Participating ambulance providers and suppliers are paid by Medicare based on the level of service provided— Basic Life Support (BLS-E) or emergency Advance Life Support, Level 1 (ALS1-E) rate—plus mileage and quality adjustments. The qualified healthcare practitioner is also paid the current Medicare rate if the practitioner can treat the beneficiary in place.
The model had been delayed by one year due to the pandemic, and CMS adjusted the model to include more locations for transports during the public health emergency (PHE).
CMS' decision doesn't affect participation in the model or the ability to bill for ET3 interventions or receive performance-based payments through the end of this year.
"Emergency Medical Services remain an area of focus for CMS, and we believe that the lessons learned from the ET3 Model can aid in the development of potential future initiatives," the agency said.

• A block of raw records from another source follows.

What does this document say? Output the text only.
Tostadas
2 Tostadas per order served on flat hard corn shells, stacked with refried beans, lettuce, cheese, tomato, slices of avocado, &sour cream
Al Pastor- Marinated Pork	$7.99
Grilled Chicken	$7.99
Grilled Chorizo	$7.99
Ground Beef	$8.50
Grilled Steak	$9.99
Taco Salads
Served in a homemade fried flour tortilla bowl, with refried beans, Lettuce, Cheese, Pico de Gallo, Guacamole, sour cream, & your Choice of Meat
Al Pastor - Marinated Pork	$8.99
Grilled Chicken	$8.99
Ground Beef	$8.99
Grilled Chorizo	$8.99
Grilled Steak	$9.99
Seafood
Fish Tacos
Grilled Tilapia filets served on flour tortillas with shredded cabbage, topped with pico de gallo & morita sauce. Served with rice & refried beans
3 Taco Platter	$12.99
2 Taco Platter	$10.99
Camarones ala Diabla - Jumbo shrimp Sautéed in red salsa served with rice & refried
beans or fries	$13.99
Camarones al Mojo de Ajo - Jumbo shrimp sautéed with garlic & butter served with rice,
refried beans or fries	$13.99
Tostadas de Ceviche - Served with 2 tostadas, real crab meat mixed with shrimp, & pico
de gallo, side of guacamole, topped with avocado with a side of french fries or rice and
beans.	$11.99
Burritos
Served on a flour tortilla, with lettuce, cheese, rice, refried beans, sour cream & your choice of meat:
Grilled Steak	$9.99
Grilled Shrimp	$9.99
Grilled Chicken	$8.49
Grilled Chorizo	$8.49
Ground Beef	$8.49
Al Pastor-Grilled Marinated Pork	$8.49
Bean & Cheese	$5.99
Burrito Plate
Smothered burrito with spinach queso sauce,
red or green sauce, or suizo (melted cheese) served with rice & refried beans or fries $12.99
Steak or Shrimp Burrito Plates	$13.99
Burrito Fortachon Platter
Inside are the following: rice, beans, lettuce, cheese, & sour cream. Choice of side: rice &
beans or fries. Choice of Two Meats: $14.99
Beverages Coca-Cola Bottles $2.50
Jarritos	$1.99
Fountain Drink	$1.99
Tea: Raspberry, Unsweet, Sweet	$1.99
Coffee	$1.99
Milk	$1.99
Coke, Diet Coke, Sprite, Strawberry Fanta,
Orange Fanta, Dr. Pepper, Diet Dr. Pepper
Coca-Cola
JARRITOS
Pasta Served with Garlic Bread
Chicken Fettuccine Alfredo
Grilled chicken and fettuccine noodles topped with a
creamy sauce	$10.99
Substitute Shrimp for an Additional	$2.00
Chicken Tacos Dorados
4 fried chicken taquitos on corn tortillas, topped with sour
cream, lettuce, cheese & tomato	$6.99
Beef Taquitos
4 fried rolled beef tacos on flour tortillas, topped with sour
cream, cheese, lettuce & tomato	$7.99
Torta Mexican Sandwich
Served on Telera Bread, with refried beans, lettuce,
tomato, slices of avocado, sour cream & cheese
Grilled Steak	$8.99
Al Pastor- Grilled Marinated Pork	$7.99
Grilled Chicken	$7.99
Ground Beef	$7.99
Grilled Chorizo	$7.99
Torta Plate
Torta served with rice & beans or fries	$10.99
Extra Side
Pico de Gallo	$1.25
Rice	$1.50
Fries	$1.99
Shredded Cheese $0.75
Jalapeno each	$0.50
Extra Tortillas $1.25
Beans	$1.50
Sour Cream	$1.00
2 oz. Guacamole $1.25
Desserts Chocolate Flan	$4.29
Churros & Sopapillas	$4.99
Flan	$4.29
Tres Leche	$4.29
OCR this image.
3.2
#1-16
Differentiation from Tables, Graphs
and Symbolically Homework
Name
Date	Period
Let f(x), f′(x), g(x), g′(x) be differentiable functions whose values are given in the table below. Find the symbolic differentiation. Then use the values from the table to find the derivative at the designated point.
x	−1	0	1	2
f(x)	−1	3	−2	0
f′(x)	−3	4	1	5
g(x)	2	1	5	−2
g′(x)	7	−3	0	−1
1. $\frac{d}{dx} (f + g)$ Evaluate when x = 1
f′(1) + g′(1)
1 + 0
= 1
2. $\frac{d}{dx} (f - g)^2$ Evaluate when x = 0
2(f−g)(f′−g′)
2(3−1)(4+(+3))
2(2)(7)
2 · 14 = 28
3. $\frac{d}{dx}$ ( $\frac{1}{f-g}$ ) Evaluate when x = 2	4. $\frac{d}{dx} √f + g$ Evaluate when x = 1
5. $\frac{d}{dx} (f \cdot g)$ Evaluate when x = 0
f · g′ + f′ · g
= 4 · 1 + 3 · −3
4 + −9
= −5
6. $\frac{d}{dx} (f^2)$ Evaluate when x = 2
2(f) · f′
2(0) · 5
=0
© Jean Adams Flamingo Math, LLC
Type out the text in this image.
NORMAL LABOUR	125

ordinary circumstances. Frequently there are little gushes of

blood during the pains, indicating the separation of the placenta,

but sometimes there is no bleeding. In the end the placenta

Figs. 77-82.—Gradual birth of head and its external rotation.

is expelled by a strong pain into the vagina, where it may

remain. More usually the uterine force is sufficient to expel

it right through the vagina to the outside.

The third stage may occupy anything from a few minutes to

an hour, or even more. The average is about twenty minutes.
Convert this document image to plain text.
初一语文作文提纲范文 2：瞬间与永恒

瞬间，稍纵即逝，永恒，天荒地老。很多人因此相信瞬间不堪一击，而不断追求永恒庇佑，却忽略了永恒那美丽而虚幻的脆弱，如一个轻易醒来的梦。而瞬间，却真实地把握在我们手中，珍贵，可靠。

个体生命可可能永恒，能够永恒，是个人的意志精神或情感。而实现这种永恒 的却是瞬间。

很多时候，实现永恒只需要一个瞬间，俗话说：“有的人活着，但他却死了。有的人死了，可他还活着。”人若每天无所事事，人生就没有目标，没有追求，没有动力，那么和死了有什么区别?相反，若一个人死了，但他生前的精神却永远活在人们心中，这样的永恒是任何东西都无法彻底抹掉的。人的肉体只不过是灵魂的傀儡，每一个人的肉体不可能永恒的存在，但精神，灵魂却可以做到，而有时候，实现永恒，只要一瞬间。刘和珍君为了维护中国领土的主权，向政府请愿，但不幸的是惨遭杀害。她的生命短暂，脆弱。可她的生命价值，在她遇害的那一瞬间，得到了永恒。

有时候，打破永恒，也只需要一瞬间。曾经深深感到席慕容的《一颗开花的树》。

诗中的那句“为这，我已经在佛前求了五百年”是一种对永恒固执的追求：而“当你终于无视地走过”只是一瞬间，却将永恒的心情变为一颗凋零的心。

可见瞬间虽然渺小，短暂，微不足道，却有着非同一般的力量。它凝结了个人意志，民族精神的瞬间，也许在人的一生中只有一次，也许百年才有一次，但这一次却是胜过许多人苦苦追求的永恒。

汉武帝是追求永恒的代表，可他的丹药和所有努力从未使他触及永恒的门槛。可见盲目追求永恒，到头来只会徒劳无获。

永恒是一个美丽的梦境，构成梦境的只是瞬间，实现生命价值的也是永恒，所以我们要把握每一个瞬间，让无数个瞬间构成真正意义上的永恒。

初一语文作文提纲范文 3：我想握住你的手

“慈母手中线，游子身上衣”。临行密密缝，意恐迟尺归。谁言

Eric Wicklund is the associate content manager and senior editor for Innovation, Technology, Telehealth, Supply Chain and Pharma for HealthLeaders.
CMS launched the ET3 Model in 2021 to encourage healthcare providers to look at alternative ways to help patients access care, thus reducing unecessary transports to the ED
Those alternatives could include on-site treatment, telehealth treatment, and transporting patients to an urgent care center, physician's office, or other location.
The agency said the lessons learned from this model will help the agency plot future programs to address emergency medical services.